Additionally, many of the original document metadata (that existed before the enrichment step) also constitute good candidates for search filters, e.g., source system, file format, creation date, and document language. These, too, can help the DPO to structure their inspection or to reduce the number of documents that need to be inspected in the first place. For instance, if the given person used to work at the DPO’s organization from 2019 through 2021, then the DPO might want to filter the documents for their creation date.

 PID Cockpit with search filters based on document metadata and enriched data

Improvement 5: Workflow support

The improvements described above involve information retrieval and NLP. Of course, this is not a surprise because the task of the DPO is all about searching and assessing textual content. However, the workflow of the DPO extends beyond searching and assessing, so the DPO can be assisted even further. There are many ways in which the software can support this workflow. Below, we give two examples.

The first example is about the fact that not all documents in the result set are relevant to the given request for information. For instance, some documents might not even concern the given person (especially if there are documents on another person with the same name, e.g. another employee or the employee of some other company that the DPO’s organization does business with). Therefore, while inspecting the documents in the result set, the DPO will typically want to somehow collect those documents that seem relevant to the given request. The PID Cockpit provides a simple and intuitive way to do so – by marking documents directly in the search results.
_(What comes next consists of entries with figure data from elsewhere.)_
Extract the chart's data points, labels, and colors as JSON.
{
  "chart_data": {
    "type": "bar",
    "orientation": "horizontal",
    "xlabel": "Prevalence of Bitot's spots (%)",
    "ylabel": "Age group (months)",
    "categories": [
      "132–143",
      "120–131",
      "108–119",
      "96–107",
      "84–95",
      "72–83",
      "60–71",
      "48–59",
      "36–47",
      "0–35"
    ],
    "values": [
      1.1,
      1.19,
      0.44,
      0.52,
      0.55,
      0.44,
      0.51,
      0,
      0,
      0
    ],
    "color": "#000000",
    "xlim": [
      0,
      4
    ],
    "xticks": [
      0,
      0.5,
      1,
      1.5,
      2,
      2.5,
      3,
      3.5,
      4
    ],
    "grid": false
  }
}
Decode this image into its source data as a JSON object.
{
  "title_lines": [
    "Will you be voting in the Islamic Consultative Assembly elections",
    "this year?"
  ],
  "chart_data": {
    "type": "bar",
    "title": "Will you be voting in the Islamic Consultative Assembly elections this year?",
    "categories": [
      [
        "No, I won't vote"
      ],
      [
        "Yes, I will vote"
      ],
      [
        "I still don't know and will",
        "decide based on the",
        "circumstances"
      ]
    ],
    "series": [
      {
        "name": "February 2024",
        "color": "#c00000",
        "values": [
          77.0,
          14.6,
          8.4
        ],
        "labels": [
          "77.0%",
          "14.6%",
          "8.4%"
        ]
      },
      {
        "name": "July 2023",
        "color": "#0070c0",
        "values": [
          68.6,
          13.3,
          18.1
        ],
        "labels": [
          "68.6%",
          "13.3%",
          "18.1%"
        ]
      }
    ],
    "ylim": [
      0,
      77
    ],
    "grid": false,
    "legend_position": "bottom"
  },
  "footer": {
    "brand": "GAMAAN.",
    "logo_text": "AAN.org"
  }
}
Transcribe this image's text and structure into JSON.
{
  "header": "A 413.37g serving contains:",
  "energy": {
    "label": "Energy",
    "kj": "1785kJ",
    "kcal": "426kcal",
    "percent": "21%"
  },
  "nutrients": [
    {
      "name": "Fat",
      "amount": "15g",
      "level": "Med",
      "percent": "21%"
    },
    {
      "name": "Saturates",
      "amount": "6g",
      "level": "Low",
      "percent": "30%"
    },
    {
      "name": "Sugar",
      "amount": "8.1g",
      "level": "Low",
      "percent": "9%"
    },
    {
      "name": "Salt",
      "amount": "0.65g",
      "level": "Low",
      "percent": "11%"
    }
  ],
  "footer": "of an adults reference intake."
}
Once the DPO is done going through the result set, they can review all marked documents as a list (which may be searched and filtered, if needed).

As the second example, consider that the DPO typically needs to produce some kind of report describing, at the required level of abstraction, the types of personal data the organization has stored about the given person. There might even be the need to create two report types: an internal one (e.g., for auditing purposes) and an external one (to be shared with the given person). The PID Cockpit allows the user to generate either type of report by simply clicking a button.

Conclusion

The PID Cockpit is a vital tool for organizations seeking to comply with data protection regulations, including GDPR and Switzerland’s new data protection law.

Organizations are well advised to store personal data only electronically – and in as few different software systems as possible without compromising their business needs. Moreover, organizations expecting more than a handful of requests for information per year should consider using a software tool to assist their DPO in processing these requests and to ensure timely, accurate, and compliant responses. This paper described a general strategy for building a suitable software tool like Karakun’s PID Cockpit.

At the technological level, the strategy described above is not a groundbreaking innovation. Instead, it is a practical solution to a fairly new problem that most organizations have to deal with – and this practical solution applies well-established technologies such as information retrieval and NLP and thereby demonstrates that one does not have to look at currently hyped technologies to deliver a great deal of value.